To further probe the role of the tyrosine 714 steric gate in nucleotide discrimination, we solved the crystal structure of a D329A/Y714S double mutant of Bacillus fragment bound to a dG:dTTP mismatch. The homologous Y766S mutant of the Escherichia coli DNA polymerase I Klenow fragment (KF) is error-prone (26) and favors misinserting T opposite a template G (27). Like D598A, D329A destabilizes a crystal contact that predisposes BF to crystallize in the open conformation (3). The cocrystallization of the Y714S mutant with a dG·dTTP mismatch was performed with a synthesized oligonucleotide primer strand that contained a dideoxy nucleoside monophosphate at the terminus and thus did not require the F710Y mutation. The structure of BF(D329A/Y714S)·DNA(dG)·dTTP-Mg2+ was solved to 1.75 Å resolution in a crystal form with only one molecule in the asymmetric unit and a smaller unit cell (r = 20.1, Rfree = 24.1; Table 1) and is nearly identical to the BF(D598A/F710Y)·DNA(dG)·ddTTP-Mg2+ complex in the ajar conformation (see supplemental Fig. 2). There is no obvious difference between the structures of mismatches with a Tyr-714 or a smaller Ser-714 that would explain the increase in misinserting nucleotides by the mutant. On the other hand, the similarity of these two crystal structures indicates that the crystal packing and the location of a single hydroxyl group, whether on the incoming nucleotide or on residue 710, do not have any appreciable impact on the structure of the mismatch or the enzyme active site.
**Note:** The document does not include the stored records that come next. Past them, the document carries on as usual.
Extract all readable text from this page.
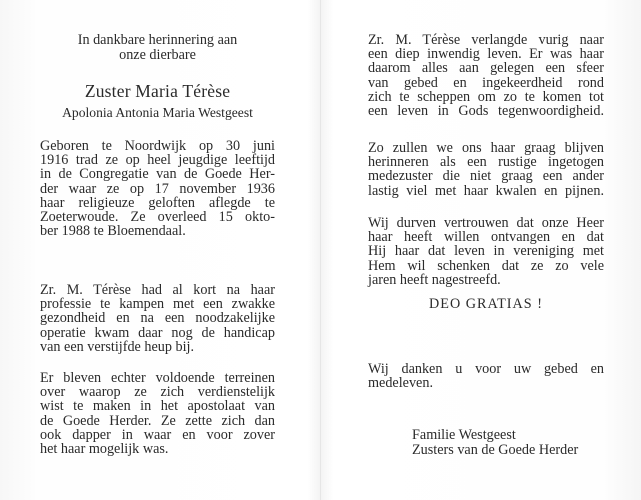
In dankbare herinnering aan
onze dierbare
Zuster Maria Térèse
Apolonia Antonia Maria Westgeest
Geboren te Noordwijk op 30 juni
1916 trad ze op heel jeugdige leeftijd
in de Congregatie van de Goede Her-
der waar ze op 17 november 1936
haar religieuze geloften aflegde te
Zoeterwoude. Ze overleed 15 okto-
ber 1988 te Bloemendaal.
Zr. M. Térèse had al kort na haar
professie te kampen met een zwakke
gezondheid en na een noodzakelijke
operatie kwam daar nog de handicap
van een verstijfde heup bij.
Er bleven echter voldoende terreinen
over waarop ze zich verdienstelijk
wist te maken in het apostolaat van
de Goede Herder. Ze zette zich dan
ook dapper in waar en voor zover
het haar mogelijk was.
Zr. M. Térèse verlangde vurig naar
een diep inwendig leven. Er was haar
daarom alles aan gelegen een sfeer
van gebed en ingekeerdheid rond
zich te scheppen om zo te komen tot
een leven in Gods tegenwoordigheid.
Zo zullen we ons haar graag blijven
herinneren als een rustige ingetogen
medezuster die niet graag een ander
lastig viel met haar kwalen en pijnen.
Wij durven vertrouwen dat onze Heer
haar heeft willen ontvangen en dat
Hij haar dat leven in vereniging met
Hem wil schenken dat ze zo vele
jaren heeft nagestreefd.
DEO GRATIAS !
Wij danken u voor uw gebed en
medeleven.
Familie Westgeest
Zusters van de Goede Herder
The intermediate ajar conformation of BF observed in both crystals had not been observed when the complementary nucleotide is bound. It was, therefore, not clear if the ajar conformation arises only in the presence of a G·T mismatch or if it is an intermediate between the open and closed conformations in a more general mechanism for nucleotide binding and discrimination. We asked if the enzyme could be trapped in the ajar conformation in the presence of the complementary nucleotide. To capture the selection for Watson-Crick base pairing in the ajar conformation, we mutated valine 713 to proline, which should selectively stabilize the ajar conformation relative to the closed states. The proline mutation blocks the formation of a hydrogen bond between the carbonyl oxygen of residue 709 and the backbone nitrogen of residue 713. It also sterically hinders the formation of a contiguous O helix observed in the closed conformation. The cocrystallization of the V713P mutant was also performed with a synthesized oligonucleotide primer strand that contained a dideoxy nucleoside monophosphate at the terminus and thus did not require the F710Y mutation. As expected, a mismatched dG:dTTP pair induces the ajar conformation in the V713P mutant BF polymerase that is nearly identical to the BF(D598A/F710Y)·DNA(dG)·ddTTP-Mg2+ complex (data not shown). The crystal structure of a complementary dG:dCTP pair in the V713P mutant BF polymerase (BF(D598A/V713P)·DNA(dG)·dCTP-Mg2+; r = 21.0%, Rfree = 24.1%; Table 1) shows a complementary dCTP making a Watson-Crick base pair in the ajar conformation (Fig. 3A). Instead of enclosing the complementary nucleotide, the O helix of the V713P mutant BF is bent at Gly-711, and the bound dCTP is solvent-exposed (Fig. 3B). The triphosphate moiety is held far away from the active site, which is likely to slow catalysis.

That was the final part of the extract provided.